Writing about their work in the journal Proceedings of the National Academy of Sciences, the scientists say that the recordings provide new information about the role played by a protein linked to breast cancer, known as Rad51, in this complex and critical process.
Harmful agents like ultraviolet sunlight, tobacco smoke and a myriad of chemicals keep affecting human DNA. Since damage to it can lead to cancer, cell death and mutations, an army of proteins and enzymes are mobilized into action whenever it occurs. The researchers say that Rad51 takes a leading role in the action.
They say that always on call in the cell, molecules of the protein assemble into a long filament along a damaged or broken segment of DNA, where they help stretch out the coiled strands and align them with corresponding segments on the cell's second copy of the chromosome, which serves as a template for reconstruction.

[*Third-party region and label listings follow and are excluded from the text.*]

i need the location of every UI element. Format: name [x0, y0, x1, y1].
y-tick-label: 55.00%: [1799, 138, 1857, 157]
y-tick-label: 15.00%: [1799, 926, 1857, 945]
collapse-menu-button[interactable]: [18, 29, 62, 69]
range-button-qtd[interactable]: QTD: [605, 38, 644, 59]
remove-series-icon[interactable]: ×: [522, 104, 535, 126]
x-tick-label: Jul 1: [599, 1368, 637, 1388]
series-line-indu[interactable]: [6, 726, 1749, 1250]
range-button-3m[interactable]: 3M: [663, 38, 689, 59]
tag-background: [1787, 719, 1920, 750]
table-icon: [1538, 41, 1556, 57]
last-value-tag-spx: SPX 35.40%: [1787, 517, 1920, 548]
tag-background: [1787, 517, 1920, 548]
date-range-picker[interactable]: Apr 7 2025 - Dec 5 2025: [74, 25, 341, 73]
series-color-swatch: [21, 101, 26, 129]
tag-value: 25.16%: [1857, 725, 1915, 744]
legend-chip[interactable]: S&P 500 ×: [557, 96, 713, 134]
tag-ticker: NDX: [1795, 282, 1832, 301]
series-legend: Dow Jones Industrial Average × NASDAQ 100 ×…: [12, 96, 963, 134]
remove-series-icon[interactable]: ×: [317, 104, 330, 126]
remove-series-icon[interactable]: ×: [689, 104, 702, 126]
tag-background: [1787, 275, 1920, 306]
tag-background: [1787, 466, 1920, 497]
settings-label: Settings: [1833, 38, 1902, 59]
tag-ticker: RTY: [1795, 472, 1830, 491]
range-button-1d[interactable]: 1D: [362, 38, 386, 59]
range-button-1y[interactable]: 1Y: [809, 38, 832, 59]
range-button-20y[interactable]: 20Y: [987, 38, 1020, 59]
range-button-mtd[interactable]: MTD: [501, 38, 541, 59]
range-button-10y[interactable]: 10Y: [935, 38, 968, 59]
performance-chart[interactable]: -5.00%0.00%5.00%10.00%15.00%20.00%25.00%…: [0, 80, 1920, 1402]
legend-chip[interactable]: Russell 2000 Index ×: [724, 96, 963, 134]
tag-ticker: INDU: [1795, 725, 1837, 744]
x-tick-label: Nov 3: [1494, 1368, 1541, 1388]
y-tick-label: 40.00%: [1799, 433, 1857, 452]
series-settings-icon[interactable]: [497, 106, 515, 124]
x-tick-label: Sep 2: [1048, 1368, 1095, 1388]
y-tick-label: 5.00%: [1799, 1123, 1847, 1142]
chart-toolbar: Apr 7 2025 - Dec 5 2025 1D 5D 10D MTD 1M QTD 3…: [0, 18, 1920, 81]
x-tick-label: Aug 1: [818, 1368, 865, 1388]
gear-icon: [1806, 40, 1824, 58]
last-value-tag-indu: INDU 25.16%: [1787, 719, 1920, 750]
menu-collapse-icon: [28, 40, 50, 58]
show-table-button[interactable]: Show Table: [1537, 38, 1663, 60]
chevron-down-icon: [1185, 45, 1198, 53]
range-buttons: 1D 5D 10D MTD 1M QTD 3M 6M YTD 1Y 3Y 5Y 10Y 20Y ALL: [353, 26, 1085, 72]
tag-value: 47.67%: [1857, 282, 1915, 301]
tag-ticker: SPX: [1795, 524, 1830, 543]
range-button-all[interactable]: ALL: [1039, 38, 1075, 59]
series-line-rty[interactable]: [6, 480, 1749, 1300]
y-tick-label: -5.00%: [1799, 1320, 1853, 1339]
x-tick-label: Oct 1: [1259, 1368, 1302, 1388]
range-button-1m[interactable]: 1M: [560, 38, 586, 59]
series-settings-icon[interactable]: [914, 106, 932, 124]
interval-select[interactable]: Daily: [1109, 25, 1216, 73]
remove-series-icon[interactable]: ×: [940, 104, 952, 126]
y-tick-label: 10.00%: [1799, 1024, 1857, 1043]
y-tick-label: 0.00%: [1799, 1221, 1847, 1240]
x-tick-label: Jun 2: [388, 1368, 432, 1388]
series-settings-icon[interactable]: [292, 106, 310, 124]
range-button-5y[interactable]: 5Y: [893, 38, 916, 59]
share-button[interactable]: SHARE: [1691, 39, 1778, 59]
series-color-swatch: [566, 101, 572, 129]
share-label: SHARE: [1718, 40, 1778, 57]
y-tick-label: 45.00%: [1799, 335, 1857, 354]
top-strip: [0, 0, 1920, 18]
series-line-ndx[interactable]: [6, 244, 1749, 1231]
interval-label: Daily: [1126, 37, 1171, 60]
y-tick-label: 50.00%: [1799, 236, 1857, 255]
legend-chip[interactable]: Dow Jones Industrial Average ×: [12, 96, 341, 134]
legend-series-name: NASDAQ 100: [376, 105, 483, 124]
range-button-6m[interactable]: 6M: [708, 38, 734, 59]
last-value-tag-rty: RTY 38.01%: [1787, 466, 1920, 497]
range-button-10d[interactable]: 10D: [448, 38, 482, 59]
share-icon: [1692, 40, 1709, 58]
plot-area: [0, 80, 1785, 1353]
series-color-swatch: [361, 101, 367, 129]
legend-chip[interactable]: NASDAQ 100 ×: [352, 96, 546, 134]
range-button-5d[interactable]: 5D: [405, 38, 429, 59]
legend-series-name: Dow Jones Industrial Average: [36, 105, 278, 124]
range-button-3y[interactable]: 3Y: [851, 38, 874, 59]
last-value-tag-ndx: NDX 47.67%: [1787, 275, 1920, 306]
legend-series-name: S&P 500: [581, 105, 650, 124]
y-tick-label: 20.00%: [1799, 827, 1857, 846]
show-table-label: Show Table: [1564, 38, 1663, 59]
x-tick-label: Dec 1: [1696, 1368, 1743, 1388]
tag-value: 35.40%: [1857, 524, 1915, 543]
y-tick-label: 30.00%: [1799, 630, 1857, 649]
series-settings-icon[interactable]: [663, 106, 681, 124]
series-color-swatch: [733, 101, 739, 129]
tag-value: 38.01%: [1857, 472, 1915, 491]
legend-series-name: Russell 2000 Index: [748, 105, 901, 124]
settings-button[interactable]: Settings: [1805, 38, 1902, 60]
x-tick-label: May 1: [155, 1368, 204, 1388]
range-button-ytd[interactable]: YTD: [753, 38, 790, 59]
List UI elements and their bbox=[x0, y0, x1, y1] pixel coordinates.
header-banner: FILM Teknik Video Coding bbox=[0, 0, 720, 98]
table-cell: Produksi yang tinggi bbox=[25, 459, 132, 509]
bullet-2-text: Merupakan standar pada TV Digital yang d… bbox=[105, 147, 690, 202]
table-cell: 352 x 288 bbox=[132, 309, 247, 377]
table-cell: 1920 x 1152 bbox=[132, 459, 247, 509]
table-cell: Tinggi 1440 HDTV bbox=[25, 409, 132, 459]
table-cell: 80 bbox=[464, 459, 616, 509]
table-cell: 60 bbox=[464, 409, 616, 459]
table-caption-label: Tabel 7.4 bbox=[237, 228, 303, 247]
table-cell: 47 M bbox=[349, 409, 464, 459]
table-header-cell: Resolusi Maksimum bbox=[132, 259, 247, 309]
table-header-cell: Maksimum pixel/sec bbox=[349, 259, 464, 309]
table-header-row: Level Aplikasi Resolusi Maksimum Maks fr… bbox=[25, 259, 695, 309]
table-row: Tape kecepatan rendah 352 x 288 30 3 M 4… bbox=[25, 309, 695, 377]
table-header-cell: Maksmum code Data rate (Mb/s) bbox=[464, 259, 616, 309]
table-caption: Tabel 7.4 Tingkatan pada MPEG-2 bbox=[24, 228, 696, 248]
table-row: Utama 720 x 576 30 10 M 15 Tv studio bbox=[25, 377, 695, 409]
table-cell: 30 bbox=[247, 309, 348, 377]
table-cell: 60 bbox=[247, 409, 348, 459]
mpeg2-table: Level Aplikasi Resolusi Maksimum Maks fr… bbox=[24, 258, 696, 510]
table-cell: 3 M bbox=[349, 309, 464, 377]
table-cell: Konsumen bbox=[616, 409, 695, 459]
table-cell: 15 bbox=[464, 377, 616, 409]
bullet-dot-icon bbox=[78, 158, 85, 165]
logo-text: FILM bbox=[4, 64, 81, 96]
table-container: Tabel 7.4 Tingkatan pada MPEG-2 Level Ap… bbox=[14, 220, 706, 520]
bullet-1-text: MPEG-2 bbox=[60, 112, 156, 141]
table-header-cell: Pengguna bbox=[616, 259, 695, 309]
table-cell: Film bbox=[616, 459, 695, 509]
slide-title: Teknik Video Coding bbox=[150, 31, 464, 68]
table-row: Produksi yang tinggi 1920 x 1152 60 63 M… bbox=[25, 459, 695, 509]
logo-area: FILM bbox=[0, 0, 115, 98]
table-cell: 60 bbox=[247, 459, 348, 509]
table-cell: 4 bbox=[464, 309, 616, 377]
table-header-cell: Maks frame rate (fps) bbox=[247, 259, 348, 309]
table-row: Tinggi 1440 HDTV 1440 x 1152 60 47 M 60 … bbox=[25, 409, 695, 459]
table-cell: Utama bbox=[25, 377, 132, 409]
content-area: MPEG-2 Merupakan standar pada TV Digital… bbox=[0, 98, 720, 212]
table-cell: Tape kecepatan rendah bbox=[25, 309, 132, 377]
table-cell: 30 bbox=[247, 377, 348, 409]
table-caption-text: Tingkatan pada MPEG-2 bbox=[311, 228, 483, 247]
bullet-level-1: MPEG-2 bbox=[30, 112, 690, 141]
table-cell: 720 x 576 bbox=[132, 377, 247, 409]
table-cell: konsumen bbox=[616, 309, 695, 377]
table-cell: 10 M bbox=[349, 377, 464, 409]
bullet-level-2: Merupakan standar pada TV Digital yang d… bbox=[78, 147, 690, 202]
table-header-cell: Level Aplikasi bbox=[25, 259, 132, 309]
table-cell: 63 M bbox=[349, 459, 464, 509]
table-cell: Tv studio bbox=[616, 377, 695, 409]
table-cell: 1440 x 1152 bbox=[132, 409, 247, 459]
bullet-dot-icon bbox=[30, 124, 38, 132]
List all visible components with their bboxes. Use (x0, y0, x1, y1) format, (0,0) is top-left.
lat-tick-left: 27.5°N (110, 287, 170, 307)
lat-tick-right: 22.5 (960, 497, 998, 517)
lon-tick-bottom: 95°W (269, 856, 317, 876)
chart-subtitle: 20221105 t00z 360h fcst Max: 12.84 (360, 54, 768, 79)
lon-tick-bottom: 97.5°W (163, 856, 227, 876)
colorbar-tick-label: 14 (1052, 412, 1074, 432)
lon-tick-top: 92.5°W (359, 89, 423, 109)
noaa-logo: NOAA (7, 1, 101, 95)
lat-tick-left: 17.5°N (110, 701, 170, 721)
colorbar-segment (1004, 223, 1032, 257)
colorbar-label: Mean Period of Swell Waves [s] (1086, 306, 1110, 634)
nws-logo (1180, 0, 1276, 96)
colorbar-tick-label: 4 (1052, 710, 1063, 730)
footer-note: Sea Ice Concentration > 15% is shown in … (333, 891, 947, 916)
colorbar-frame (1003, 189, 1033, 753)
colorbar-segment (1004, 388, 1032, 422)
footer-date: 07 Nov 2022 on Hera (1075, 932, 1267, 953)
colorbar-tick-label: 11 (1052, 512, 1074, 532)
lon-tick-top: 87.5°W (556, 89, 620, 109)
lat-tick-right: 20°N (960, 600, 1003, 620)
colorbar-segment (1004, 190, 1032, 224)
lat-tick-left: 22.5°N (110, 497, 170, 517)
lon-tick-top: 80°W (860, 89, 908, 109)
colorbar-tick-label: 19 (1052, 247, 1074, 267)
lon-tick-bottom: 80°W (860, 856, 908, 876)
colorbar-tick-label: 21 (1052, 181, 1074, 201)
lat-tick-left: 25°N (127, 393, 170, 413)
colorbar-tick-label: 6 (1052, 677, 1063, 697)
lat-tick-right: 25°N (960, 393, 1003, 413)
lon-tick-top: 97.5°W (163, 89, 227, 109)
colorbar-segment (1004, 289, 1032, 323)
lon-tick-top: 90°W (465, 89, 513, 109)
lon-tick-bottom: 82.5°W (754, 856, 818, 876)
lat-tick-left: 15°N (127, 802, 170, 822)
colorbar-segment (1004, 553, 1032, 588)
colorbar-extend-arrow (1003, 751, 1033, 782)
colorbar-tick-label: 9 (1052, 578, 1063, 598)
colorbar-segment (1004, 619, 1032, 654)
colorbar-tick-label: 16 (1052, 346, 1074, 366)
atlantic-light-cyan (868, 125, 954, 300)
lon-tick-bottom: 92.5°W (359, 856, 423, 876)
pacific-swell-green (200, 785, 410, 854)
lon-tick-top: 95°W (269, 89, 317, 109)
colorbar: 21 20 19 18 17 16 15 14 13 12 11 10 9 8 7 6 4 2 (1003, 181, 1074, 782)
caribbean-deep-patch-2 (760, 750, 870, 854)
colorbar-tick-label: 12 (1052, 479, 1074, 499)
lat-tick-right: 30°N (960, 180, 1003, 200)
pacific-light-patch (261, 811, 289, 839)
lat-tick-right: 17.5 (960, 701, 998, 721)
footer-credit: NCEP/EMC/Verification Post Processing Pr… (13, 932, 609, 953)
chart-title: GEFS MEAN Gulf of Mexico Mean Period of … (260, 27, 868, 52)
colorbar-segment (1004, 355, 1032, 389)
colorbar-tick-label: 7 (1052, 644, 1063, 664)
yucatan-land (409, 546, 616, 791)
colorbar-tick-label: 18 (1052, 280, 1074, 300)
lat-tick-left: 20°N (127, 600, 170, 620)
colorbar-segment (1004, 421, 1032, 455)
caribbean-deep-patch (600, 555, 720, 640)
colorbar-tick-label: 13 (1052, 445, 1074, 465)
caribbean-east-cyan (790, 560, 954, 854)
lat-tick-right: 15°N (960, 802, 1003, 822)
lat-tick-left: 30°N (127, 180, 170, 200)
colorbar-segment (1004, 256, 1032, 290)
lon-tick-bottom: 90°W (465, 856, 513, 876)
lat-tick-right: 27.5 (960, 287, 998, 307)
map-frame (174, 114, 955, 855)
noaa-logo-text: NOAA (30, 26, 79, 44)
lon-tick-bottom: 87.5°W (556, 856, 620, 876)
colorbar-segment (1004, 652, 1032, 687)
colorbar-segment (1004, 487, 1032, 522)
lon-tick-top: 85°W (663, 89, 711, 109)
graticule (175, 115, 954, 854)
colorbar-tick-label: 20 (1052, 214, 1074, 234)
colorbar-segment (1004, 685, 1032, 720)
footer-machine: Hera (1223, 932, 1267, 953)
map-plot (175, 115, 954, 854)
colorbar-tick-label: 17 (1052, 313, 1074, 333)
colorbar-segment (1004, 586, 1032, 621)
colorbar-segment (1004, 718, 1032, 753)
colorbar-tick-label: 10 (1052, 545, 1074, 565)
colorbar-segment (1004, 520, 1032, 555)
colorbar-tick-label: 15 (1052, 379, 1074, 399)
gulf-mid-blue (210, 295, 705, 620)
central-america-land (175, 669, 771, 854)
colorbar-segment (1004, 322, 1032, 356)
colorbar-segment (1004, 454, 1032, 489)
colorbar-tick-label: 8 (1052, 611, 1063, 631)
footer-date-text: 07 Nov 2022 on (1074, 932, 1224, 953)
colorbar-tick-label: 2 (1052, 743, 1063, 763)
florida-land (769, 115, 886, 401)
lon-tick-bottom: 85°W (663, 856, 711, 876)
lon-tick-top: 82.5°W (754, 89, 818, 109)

Given the regulation of this protein by a gene linked to increased risk of breast cancer, called BRCA2, it is also thought to play a role in suppression of that disease.
With the ability to watch the assembly of individual filaments of Rad51 in real time, Kowalczykowski's team made a number of discoveries.
They found that Rad51 filaments do not grow indefinitely, which indicates that there is an as-yet undiscovered mechanism that regulates the protein's growth.
They also observed that Rad51 does not fall away from the DNA when repair is complete. Instead, proteins that motor along DNA are required to dislodge it, they say.
"From a practical point of view, being able to record these single molecules gives us insightful information regarding the assembly process. Now we're able to measure this in a quantifiably meaningful way," Kowalczykowski said.